With keeping money in the euro seen increasingly costly because of negative interest rates, the common currency was on the defensive in the foreign exchange market.

The euro traded at $1.0606 EUR=, not far from Wednesday’s seven-month low of $1.0565. It also stood near a seven-month low against the yen, last fetching 130.07 yen.

“You keep losing money by holding the euro. It is hard to see the euro rising. True, it is already heavily shorted but I expect the euro to fall towards parity with the dollar,” said a trader at a Japanese bank.

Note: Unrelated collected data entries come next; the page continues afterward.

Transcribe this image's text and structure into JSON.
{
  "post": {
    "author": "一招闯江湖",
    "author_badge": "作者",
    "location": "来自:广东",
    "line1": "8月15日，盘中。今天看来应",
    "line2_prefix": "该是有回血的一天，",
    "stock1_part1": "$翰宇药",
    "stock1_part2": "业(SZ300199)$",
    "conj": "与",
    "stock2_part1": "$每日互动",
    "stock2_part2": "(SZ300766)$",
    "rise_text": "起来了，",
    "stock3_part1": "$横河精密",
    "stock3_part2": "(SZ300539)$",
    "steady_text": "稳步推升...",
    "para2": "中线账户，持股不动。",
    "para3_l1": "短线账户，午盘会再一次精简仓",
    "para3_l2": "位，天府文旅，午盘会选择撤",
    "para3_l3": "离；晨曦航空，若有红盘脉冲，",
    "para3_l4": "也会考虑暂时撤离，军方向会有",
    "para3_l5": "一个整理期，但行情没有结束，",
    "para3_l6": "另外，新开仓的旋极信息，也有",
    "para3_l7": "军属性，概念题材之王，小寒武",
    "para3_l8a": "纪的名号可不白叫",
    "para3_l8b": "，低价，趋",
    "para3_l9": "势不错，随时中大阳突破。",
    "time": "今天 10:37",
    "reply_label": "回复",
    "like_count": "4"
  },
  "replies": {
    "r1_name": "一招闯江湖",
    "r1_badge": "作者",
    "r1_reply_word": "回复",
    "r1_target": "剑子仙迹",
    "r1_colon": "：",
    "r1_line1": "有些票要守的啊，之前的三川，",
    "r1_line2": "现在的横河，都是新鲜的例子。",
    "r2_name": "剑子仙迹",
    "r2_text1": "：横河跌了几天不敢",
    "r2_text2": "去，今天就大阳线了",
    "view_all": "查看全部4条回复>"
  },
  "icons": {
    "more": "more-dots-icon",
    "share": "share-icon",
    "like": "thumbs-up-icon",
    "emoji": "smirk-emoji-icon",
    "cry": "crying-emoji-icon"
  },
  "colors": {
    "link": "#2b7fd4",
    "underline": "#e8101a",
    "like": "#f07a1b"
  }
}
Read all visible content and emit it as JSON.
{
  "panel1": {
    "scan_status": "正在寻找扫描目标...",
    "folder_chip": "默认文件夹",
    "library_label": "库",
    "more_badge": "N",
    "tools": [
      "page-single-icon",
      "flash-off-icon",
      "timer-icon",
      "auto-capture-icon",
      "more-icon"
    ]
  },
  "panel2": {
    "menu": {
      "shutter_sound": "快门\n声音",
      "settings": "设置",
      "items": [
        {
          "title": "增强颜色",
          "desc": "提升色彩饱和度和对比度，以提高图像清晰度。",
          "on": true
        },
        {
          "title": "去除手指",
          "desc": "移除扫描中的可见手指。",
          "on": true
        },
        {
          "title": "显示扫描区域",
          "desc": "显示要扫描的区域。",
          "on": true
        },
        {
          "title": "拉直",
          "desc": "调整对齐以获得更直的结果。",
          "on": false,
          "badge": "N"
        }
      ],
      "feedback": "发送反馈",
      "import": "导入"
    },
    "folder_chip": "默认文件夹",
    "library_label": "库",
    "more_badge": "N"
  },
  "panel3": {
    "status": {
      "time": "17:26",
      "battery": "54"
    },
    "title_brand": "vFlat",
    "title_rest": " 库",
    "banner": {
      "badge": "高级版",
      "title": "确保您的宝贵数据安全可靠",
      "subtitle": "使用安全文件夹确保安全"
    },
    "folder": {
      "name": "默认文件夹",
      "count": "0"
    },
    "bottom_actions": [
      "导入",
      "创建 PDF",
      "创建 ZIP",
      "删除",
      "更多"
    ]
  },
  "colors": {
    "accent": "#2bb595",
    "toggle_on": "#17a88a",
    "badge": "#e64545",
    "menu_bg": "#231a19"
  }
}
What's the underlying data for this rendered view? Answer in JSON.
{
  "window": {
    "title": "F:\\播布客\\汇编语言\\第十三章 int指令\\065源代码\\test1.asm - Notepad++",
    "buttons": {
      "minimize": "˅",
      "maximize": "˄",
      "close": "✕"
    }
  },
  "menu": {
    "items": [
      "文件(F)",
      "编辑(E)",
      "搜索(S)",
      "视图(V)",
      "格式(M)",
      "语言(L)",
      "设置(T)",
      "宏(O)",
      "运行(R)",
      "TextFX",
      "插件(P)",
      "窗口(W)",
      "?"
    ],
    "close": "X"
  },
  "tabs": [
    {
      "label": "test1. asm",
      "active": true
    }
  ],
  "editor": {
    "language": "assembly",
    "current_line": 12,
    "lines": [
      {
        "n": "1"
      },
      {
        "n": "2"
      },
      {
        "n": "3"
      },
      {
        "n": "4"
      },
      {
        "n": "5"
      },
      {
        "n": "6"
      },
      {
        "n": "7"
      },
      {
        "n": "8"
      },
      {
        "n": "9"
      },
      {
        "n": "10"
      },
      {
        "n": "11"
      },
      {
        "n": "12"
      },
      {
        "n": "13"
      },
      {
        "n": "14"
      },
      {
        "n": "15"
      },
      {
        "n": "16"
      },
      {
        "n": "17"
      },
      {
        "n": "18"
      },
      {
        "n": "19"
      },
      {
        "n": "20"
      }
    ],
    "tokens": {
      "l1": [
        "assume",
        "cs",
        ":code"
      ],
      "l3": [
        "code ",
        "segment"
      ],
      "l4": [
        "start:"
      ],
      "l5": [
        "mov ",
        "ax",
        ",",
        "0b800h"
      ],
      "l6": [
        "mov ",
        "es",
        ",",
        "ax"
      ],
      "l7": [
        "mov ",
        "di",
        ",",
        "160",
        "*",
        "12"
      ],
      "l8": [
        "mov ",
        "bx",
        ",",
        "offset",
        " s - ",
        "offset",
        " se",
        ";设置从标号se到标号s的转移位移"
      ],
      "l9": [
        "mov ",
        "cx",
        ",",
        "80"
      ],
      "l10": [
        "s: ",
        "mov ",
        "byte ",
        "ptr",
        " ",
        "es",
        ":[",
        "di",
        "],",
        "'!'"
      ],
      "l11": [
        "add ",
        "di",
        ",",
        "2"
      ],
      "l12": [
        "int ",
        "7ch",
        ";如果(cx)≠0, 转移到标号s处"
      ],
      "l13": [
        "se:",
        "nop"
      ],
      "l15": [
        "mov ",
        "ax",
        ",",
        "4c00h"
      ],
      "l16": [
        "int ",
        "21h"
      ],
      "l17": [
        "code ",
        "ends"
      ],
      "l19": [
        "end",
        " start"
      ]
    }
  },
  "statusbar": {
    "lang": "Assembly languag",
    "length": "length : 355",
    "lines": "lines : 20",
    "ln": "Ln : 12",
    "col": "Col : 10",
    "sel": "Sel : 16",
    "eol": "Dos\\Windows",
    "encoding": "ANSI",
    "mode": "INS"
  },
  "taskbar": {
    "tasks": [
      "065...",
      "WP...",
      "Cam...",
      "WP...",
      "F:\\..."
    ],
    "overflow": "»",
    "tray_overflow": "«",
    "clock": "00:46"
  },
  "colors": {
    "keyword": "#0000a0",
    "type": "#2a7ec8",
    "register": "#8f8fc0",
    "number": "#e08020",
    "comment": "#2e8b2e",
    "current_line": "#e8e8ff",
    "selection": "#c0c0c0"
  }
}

The yen was little changed against the dollar at 122.63 per dollar JPY=, showing no response to a series of Japanese economic data including jobless rate, which unexpectedly fell to a two-decade low of 3.1 percent.

Oil prices edged lower, with U.S. stockpile data published on Wednesday doing little to ease concerns about a supply glut.

U.S. crude futures CLc1 fell 1.1 percent to $42.57 a barrel as traders also unwound some of buying they had made after Turkey had shot down a Russian warplane earlier this week.

Brent futures LCOc1 edged down to $45.62 a barrel on Thursday, compared to their two-week high of $46.50 hit earlier this week.

Battered metal prices also rebounded as hedge funds covered their short positions for now.

Benchmark copper on the London Mental Exchange CMCU3 rose 1.9 percent on Thursday to $4,636.15 per tonne, recovering 4.3 percent from Monday’s 6 1/2-year low of $4,443.50.

Zinc CMZN3 and Nickel CMNI3 also jumped sharply on Thursday, helped by expectations of output cuts in China.